Even all the hairs of your head are counted.
So do not be afraid; you are worth more than many sparrows. ~ Matthew 10: 29 – 31

          After a late-night sparring with an insensitive and thoughtless colleague from work, I awakened to a Saturday morning, still an angry red from the thorns of that unexpected conflict. 

         Pausing at my window, I looked out at our front lawn. The first rays of the sun were already falling from a blue-and-white-tufted happy morning sky. It should have been a cheery start to a much waited for weekend but it wasn’t because of a late-night text message sent by someone who had thoughtlessly pushed aside consideration and compassion. On any other day, I might have absorbed it, fumed over it in silence, and them, moved to comply. But Friday night wasn’t any night; it was one of the many nights we have been enduring, in deep suffering and emotional privation that has yet to see its end. And some days, you can only take so much before something erupts from the force of relentless stress and pressure.

          Friday night was such a night. At my window the next morning, I was upset that even the gift of a fresh Saturday morning, a blue-and-white day, wreathed in the gold of new sunshine, was dulled due to what had happened. I had prayed for God’s forgiveness in case I had sinned by engaging with my colleague when He had told me to be still and to let Him fight for me; and I had prayed for my colleague too even as I prayed to forgive her – but it seemed as if any allure the golden morning promised had been extinguished.

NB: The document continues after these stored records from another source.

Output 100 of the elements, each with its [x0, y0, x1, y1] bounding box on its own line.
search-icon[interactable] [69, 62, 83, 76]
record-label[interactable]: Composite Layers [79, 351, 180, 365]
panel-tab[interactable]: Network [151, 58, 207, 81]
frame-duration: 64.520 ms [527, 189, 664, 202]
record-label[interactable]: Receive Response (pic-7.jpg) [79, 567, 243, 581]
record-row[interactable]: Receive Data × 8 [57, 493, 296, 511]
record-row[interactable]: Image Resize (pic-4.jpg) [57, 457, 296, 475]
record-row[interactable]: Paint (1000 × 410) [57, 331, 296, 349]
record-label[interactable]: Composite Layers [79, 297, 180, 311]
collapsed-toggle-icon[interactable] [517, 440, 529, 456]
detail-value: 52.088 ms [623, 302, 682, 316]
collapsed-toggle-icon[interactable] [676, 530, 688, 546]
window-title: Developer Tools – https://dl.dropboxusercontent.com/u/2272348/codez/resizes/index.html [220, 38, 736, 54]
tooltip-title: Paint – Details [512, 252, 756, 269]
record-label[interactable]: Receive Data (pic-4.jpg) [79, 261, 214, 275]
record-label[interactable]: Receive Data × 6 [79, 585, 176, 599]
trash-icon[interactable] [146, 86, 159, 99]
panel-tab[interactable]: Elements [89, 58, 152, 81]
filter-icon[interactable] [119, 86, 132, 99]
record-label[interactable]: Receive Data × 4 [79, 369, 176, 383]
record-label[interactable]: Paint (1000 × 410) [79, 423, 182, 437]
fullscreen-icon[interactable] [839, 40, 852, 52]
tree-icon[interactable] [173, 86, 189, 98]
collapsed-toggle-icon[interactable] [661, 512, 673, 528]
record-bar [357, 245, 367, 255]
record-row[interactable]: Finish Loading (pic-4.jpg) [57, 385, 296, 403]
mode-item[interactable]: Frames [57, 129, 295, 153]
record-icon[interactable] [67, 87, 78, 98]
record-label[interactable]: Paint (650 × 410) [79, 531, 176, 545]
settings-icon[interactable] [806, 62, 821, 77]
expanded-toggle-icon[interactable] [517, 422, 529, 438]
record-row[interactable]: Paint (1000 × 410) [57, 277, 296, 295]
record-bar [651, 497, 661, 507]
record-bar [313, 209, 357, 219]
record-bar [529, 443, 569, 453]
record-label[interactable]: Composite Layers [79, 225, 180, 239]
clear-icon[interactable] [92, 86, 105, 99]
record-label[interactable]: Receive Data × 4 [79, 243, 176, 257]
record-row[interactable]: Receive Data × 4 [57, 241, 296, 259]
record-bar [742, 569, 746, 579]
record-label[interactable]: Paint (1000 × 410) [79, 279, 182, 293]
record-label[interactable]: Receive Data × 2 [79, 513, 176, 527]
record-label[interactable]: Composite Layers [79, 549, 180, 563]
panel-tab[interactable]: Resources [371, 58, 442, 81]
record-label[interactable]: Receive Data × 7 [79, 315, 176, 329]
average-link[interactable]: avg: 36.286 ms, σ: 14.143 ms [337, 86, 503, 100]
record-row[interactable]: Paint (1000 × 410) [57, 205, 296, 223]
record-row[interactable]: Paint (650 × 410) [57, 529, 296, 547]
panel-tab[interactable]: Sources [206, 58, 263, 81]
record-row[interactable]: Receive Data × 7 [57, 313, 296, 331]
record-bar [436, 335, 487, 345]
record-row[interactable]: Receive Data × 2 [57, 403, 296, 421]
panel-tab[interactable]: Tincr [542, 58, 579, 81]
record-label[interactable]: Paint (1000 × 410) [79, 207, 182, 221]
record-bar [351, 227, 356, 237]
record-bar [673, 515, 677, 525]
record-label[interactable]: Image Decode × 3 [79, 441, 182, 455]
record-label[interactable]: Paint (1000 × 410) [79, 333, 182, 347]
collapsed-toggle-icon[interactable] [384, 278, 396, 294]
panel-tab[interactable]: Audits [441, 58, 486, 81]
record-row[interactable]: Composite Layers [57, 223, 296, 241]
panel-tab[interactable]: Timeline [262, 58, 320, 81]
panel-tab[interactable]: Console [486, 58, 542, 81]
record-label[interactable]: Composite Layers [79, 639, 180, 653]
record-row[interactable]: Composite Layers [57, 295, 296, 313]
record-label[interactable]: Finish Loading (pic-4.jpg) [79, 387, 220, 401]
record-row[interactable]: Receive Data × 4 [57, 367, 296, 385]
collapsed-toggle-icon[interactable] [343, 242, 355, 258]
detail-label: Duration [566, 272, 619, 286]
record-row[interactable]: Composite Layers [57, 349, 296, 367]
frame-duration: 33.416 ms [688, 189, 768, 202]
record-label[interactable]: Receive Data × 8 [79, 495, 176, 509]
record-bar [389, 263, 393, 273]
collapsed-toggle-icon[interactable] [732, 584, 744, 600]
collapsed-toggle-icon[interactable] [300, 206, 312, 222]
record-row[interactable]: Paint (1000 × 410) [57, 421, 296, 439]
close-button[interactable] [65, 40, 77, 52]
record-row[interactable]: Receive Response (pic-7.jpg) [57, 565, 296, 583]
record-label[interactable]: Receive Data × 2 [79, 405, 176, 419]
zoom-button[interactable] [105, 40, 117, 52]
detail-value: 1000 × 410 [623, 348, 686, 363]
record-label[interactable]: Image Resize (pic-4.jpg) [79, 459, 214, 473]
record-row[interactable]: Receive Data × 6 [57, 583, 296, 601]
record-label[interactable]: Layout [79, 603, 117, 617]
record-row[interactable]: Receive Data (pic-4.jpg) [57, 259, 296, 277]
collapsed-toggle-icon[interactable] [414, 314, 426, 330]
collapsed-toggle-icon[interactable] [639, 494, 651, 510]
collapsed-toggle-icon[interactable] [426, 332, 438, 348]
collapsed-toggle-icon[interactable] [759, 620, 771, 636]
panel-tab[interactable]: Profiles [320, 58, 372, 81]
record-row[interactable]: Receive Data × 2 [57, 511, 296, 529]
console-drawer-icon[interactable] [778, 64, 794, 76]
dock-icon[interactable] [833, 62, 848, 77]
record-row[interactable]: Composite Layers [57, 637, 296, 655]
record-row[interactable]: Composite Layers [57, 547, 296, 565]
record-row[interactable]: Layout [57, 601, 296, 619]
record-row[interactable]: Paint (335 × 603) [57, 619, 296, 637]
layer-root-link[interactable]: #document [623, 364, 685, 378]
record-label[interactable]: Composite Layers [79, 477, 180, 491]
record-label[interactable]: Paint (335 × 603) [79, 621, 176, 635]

          Presently, I saw something I don’t often see: two sparrows poking around and pecking at the thick grass of our lawn beyond the window. Their littleness and perhaps, their nondescript appearance do not make them the birds I often search for or listen out for. But I know they are always around – on the fence, on tree branches, on the electricity wires, pausing for a quick moment to collect bird-thoughts before urgently taking off.

          They are everywhere but I’ve never noticed them on my front lawn, even if it’s where they always are.

          Soon enough, I forgot about the wee brown birds. There were Saturday things to do and a nice twilight ride out to the countryside to look forwards to.

          And then, the sun speared light through the clouds. Another text message from my colleague was awaiting me and it was clear a light had pierced her. In that moment, the thorns of the previous night left me and I forgave her from my heart and told her my love for her remained. In a few quick strokes, the bitterness of the night had passed and I went on with my day, my heart much lightened.

          Towards the end of the day, driving out on languid roads, a JJ Heller song, Don’t Give Up Too Soon, came on.